Most of the time, you’ll be doing something like this:
from scrapemark import scrape
scrape("""
your pattern here
""",
url='http://someurl.com/')
However, for the sake of these examples, we will be passing the html argument to scrapemark.scrape().
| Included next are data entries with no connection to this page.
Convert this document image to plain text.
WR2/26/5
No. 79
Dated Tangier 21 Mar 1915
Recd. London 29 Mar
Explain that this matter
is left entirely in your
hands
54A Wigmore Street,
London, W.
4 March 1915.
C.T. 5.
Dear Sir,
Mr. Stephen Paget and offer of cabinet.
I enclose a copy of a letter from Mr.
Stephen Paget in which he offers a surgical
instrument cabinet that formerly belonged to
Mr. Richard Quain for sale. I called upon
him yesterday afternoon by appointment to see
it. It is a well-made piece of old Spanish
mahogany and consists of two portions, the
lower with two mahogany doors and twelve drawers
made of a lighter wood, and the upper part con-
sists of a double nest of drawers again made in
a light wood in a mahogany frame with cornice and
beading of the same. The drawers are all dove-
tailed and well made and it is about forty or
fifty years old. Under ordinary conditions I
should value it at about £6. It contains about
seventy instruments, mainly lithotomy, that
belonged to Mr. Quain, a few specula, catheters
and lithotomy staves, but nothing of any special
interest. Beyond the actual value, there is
The html argument will have the following string value:
<html>
<head>
<title>The Site Title :: The Page Title</title>
<META HTTP-EQUIV=REFRESH CONTENT="1; URL=http://otherurl.com/">
</head>
<body>
<ul id='nav' class='section'>
<li><span><a href='home.html'>Home</a></span></li>
<li><span><a href='about.html'>About</a></span></li>
<li><span><a href='photos.html'>Photos</a></span></li>
</ul>
<div id='content' class='section'>
Look at these data points
<table>
<tr><th>Day</th><th>Test 1</th><th>Test 2</th></tr>
<tr><td>1</td><td>5.6</td><td>24.5</td></tr>
<tr><td>2</td><td>1.1</td><td>12.8</td></tr>
<tr><td>3</td><td>2.4</td><td>5.67</td></tr>
</table>
</div>
<div id='footer' class='section'>
<a href='disclaimer.html'>Disclaimer</a> | <a href='contact.html'>Contact</a>
</div>
</body>
</html>
scrape some text:
scrape("""
<title>:: {{ page_title }}</title>
""",
html)
# will get...
{'page_title': 'The Page Title'}
scrape some text (quick version):
scrape("""
<title>:: {{ }}</title>
""",
html)
# will get...
'The Page Title'
loop over certain divs, scrape a list:
scrape("""
<body>
{*
<div class='section' id='{{ [section_ids] }}' />
*}
</body>
""",
html)
# will get...
{'section_ids': ['nav', 'content', 'footer']}
scrape text before a certain element:
scrape("""
<div id='content'>
{{ before_table }}
<table />
</div>
""",
html)
# will get...
{'before_table': 'Look at these data points'}
scrape a column from a table (as a list of ints):
scrape("""
<table>
<tr />
{*
<tr>
<td>{{ [day_numbers]|int }}</td>
</tr>
*}
</table>
""",
html)
# will get...
{'day_numbers': [1, 2, 3]}
scrape the entire table with nested loops and dot-notation:
scrape("""
<table>
<tr />
{*
<tr>
<td>{{ [days].number|int }}</td>
{*
<td>{{ [days].[points]|float }}</td>
*}
</tr>
*}
</table>
""",
html)
# will get...
{'days': [
{'number': 1, 'points': [5.6, 24.5]},
{'number': 2, 'points': [1.1, 12.8]},
{'number': 3, 'points': [2.4, 5.67]}
]}
preserve HTML when you scrape:
scrape("""
<div id='footer'>{{ footer|html }}</div>
""",
html)
# will get...
{'footer': "<a href='disclaimer.html'>Disclaimer</a> | <a href='contact.html'>Contact</a>"}
visit another page and scrape it:
scrape("""
<head>
<meta http-equiv='refresh' content='url={@
<title>{{ title }}</title>
@}'/>
</head>
""",
html)
# will get...
{'title': 'whatever the title of http://otherurl.com/ is'}